Manuel de Mesquita Perestrelo (c. 1510, Santo Estêvão - c. 1580, Santo Estêvão) was a Portuguese navigator and cartographer.

The Perestrelo family is traced back to Filippo Pallestrelli, from Piacenza in Lombardy. Pallestrelli settled in Lisbon in 1437, part of the retinue of Eleanor of Aragon, Queen of Portugal, who married Edward I of Portugal. Pallestrelli's descendants became the ancient seafaring family of Perestrelo, with respected positions in the Portuguese court, and having their own coat of arms. Christopher Columbus had married Filipa Moniz Perestrelo from this family. The Perestrelo family controlled much of the private trade in Goa, Cochin, Ormus and Malacca, a lucrative trade in spices, condiments, carpets and clothes, realising great profits in the markets of Lisbon, Genoa and Venice.
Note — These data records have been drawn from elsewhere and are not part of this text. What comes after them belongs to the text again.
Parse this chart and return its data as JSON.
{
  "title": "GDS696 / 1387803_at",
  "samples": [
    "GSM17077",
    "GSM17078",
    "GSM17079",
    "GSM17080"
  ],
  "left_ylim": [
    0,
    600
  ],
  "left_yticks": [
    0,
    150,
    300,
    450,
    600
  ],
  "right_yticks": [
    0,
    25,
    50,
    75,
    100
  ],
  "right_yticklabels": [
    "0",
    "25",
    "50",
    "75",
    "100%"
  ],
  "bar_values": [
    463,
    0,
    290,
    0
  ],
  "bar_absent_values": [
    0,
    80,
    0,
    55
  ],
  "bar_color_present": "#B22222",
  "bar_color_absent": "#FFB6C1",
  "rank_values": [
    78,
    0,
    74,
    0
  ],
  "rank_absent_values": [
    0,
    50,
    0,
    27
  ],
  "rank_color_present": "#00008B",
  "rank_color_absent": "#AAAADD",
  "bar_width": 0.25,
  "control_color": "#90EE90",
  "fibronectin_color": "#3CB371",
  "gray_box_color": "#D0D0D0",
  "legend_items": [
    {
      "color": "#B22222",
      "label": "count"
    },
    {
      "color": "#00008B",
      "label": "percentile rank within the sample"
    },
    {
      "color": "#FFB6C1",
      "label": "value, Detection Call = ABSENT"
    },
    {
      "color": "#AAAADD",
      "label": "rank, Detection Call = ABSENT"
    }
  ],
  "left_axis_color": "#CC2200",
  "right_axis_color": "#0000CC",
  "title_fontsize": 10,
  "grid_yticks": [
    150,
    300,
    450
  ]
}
Manuel made numerous trips to India from 1547 onwards. Returning from Cochin on one of these voyages aboard the carrack São Bento, he was shipwrecked at the Mbhashe River mouth, north of the Great Fish River, on Easter 24 April 1554. He was one of only 64 survivors who reached Inhambane on foot - the ship had carried a total of 473 crew members and passengers - only 23 were finally picked up. Perestrelo wrote an account of the disaster, "Naufragio da não São Bento", published in Coimbra in 1564, which was subsequently included in História trágico-marítima, a collection of Portuguese shipwreck narratives by Bernardo Gomes de Brito.

In 1575, Perestrelo was commissioned to chart the Southern African coastline from the Cape of Good Hope to Cape Correntes, paying particular attention to safe anchorages. This assignment he carried out between 22 November 1575 and 28 January 1576, returning to Mozambique on 13 March 1576. His report includes 8 panoramas of the horizon viewed from sea, starting with Cape Agulhas.
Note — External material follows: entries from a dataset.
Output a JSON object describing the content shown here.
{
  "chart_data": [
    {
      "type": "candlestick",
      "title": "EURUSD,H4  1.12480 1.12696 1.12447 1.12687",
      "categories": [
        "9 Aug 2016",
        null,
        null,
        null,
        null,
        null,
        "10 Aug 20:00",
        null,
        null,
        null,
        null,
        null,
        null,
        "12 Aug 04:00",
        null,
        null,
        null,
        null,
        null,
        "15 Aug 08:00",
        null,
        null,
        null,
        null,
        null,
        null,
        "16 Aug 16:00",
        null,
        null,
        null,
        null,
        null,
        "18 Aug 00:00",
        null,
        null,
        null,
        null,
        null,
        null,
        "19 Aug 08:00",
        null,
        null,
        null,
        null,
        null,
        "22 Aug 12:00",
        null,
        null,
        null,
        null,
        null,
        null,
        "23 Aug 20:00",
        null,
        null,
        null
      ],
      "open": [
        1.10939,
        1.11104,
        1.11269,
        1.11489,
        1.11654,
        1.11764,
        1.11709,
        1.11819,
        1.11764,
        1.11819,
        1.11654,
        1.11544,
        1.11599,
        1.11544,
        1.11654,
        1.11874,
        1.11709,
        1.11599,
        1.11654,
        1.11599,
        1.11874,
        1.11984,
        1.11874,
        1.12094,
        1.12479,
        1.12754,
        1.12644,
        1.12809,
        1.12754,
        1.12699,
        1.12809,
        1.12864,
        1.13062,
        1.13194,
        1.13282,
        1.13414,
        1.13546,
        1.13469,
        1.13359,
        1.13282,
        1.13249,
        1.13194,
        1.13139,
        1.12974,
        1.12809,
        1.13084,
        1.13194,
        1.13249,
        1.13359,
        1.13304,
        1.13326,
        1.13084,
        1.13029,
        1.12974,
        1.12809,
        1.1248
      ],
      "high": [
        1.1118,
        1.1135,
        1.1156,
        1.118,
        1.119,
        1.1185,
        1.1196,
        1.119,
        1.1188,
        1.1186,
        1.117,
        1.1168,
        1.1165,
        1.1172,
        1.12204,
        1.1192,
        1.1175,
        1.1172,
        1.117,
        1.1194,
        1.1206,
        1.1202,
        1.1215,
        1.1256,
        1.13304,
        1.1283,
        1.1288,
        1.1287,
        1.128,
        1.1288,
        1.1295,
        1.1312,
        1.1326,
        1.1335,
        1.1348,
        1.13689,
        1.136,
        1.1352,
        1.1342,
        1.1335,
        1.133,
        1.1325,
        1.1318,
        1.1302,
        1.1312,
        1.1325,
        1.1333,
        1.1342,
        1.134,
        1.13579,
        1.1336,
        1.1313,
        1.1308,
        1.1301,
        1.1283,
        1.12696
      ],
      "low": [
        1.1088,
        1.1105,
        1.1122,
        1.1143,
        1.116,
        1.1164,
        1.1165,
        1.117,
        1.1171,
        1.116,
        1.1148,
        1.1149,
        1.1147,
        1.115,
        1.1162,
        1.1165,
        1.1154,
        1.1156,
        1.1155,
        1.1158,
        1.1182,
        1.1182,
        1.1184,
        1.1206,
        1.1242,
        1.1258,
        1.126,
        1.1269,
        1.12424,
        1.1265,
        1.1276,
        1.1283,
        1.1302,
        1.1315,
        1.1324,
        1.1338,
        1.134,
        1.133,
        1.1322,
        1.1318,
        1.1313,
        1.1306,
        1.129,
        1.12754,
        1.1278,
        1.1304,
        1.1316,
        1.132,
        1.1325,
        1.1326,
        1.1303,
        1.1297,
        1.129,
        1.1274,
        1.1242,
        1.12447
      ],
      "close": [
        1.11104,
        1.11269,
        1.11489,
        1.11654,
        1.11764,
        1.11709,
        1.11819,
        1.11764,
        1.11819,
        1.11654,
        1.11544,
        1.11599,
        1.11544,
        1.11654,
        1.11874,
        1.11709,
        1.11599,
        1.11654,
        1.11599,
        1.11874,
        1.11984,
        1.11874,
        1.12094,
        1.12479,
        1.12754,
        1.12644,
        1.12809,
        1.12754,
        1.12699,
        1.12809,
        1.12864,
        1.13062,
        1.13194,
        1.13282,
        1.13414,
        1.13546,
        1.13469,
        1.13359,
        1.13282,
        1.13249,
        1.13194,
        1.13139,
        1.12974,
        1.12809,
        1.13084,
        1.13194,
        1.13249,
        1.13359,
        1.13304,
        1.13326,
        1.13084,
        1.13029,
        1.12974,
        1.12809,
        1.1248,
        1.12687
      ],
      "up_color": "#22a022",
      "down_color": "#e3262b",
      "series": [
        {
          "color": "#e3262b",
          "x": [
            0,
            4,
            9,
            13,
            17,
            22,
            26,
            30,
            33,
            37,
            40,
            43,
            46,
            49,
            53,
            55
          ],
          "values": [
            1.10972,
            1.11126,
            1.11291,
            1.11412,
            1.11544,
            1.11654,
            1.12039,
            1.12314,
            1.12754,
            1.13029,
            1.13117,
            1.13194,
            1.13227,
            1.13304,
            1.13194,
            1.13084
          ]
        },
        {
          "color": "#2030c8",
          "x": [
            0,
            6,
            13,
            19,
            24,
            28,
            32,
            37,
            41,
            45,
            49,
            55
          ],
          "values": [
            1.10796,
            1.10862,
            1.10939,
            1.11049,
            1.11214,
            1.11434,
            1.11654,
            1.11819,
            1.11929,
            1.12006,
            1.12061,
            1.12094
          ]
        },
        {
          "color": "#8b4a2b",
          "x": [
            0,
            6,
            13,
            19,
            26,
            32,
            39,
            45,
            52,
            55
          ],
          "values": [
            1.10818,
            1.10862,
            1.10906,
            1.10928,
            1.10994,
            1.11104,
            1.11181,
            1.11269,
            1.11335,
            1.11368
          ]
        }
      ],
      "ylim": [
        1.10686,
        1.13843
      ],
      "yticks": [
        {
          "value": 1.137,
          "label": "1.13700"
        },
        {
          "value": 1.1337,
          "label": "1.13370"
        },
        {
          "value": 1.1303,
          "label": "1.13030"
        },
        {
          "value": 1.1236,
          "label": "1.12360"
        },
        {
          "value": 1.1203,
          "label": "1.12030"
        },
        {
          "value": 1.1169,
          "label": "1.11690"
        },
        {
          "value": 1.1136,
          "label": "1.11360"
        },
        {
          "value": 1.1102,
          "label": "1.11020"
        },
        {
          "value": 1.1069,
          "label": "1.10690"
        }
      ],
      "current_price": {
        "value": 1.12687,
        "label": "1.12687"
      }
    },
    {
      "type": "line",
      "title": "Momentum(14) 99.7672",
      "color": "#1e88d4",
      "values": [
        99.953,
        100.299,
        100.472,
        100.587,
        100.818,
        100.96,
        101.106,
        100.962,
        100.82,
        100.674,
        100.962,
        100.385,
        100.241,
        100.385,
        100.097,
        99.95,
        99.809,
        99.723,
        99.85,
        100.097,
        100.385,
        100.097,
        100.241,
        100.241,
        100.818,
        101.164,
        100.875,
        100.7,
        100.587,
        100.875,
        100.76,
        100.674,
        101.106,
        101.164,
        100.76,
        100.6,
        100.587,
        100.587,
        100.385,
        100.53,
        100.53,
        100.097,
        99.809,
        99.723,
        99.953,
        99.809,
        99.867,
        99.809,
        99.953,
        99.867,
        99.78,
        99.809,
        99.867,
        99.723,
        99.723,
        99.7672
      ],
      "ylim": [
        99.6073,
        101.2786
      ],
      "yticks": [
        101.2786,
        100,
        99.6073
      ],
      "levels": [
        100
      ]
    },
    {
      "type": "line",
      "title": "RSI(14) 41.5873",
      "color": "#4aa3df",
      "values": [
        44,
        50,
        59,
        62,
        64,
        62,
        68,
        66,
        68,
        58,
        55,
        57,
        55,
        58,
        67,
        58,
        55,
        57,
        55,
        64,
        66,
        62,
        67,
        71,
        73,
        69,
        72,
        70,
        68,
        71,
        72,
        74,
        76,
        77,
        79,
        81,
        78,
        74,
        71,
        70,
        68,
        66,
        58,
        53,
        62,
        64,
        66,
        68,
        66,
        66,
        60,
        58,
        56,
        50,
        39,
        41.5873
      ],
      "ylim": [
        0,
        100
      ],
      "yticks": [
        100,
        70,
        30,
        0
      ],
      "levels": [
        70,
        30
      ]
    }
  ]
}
Places he marked on his chart were Cape da Boa Esperança, Cape False, Cape Agulhas, Cape Infanta, St Sebastian Bay, Cape St Blaize (Cabo de São Bras = Mossel Bay), Ponta Delgada (Point Slender = Robberg), Formosa Bay, Formosa Peak, St Francis Bay, Cabo de Arrecife (Cape Recife) and St Lucia (landed there on 13 December 1575, day of the Feast of Santa Lucia).